Created 10-11-2017 07:28 AM
Try collecting the statistics for the table both at table level and column level. Then, try running the queries.
Use of stats should improve the performance.
Created 10-12-2017 10:49 AM
Thanks for your response. Is it possible to minimize the response time by converting my table in ORC or Parquet format.?
Created 10-11-2017 09:19 AM
Technically you cant compare RDBMS with Hive atleast for now. Once way of doing it capture stats of the table in the hive properties through you can see improvement in performance. If you wanted to do analysis on column then you may have to run
Analyze table dbname.tblname partition compute statistics for columns column_name;
By performing column statistics you can experience a better performance. Hive works well in terms of large computing for which it is specifically designed. But comparing with RDBMS is like comparing apples with oranges. Hope it helps!
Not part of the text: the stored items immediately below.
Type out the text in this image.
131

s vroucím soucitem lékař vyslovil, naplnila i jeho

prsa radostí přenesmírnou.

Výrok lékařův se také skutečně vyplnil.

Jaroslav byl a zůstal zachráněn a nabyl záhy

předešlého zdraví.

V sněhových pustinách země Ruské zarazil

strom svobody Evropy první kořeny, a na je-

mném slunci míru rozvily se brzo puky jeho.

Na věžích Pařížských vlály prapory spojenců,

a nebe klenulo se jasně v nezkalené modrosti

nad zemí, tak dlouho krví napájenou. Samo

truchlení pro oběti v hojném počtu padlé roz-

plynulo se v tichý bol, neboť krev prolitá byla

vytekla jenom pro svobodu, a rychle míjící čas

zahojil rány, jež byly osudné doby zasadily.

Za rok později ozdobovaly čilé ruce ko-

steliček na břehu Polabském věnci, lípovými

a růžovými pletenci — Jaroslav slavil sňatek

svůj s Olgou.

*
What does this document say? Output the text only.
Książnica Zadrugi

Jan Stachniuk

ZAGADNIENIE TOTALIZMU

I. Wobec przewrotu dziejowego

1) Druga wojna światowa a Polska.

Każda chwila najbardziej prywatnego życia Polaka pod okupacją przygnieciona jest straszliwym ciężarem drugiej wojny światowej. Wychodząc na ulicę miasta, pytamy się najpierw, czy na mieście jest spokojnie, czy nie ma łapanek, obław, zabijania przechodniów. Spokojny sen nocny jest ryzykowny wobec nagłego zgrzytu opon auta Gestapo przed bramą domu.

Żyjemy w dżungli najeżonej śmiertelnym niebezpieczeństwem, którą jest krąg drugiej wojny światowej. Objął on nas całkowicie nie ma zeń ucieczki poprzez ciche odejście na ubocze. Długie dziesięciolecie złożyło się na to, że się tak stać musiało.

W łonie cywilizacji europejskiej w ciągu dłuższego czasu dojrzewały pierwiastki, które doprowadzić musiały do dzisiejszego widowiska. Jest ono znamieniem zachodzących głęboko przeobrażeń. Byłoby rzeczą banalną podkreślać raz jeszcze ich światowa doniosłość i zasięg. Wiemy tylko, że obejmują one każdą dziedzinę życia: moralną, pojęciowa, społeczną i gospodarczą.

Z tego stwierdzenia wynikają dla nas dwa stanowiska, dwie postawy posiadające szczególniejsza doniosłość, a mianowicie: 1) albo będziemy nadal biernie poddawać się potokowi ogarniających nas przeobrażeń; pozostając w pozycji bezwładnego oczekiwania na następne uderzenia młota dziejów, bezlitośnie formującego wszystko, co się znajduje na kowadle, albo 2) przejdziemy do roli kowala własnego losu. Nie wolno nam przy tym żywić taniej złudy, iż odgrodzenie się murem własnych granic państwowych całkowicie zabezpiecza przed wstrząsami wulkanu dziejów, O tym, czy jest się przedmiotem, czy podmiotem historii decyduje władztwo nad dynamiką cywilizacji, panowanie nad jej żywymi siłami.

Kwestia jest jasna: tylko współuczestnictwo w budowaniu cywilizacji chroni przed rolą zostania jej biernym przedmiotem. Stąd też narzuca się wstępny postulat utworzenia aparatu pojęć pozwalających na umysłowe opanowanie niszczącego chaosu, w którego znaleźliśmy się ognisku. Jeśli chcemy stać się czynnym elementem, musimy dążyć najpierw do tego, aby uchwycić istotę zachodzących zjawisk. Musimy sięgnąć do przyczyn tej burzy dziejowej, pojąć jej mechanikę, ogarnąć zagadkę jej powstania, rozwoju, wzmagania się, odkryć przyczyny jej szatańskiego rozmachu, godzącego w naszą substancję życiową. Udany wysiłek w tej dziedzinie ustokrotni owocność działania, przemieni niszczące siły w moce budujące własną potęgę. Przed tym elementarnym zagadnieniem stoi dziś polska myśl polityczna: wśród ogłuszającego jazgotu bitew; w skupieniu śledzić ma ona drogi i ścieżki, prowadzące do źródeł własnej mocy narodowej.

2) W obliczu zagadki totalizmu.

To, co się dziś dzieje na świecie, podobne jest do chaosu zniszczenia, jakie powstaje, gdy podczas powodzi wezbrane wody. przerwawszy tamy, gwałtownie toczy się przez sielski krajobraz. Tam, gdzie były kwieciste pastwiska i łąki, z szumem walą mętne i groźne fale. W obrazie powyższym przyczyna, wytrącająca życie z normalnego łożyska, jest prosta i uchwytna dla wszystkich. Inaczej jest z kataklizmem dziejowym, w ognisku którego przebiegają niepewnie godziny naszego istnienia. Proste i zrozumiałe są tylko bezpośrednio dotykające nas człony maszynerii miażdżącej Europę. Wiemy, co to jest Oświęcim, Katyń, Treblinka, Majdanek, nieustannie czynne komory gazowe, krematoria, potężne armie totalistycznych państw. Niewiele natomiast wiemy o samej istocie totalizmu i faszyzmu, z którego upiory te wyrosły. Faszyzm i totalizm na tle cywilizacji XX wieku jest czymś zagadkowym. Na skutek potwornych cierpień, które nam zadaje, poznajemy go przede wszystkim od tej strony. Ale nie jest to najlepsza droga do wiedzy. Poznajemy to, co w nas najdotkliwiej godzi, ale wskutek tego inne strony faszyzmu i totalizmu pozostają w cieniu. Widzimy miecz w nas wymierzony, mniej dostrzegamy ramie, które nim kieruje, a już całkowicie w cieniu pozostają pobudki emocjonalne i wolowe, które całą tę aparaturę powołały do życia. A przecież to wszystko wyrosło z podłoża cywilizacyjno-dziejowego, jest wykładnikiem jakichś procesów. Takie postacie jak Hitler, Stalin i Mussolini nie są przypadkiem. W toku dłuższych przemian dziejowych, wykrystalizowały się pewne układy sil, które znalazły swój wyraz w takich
Created 10-12-2017 10:48 AM
Thanks for your reply. Yes true, we cannot compare with RDBMS as both HIVE and RDBMS meant for different purposes. However, it is evident that HIVE is still handful for batch analytics but not for interactive.(atleast for now)
Created 10-12-2017 11:36 AM
Please refer to below link which gives some performance comparison between ORC and text:
https://community.hortonworks.com/articles/69375/orc-columnar-format-vs-row-for-hive-tables.html
Created 10-12-2017 04:15 PM
Thanks much
Created 10-13-2017 10:20 PM
Hello @Saravanan Ramaraj In response to an earlier question I would say "yes" to converting your JSON log data to ORC if the logs are not complex data structures which can vary. unlike @Bala Vignesh N V
I have had positive experiences comparing an ORC file of > 1 billion rows with it's equivalent RDBMS (Teradata) version. ORC's reponse of 20-30 seconds was judged to be "competitive" LLAP would make this even better. I'm a big fan of ORC.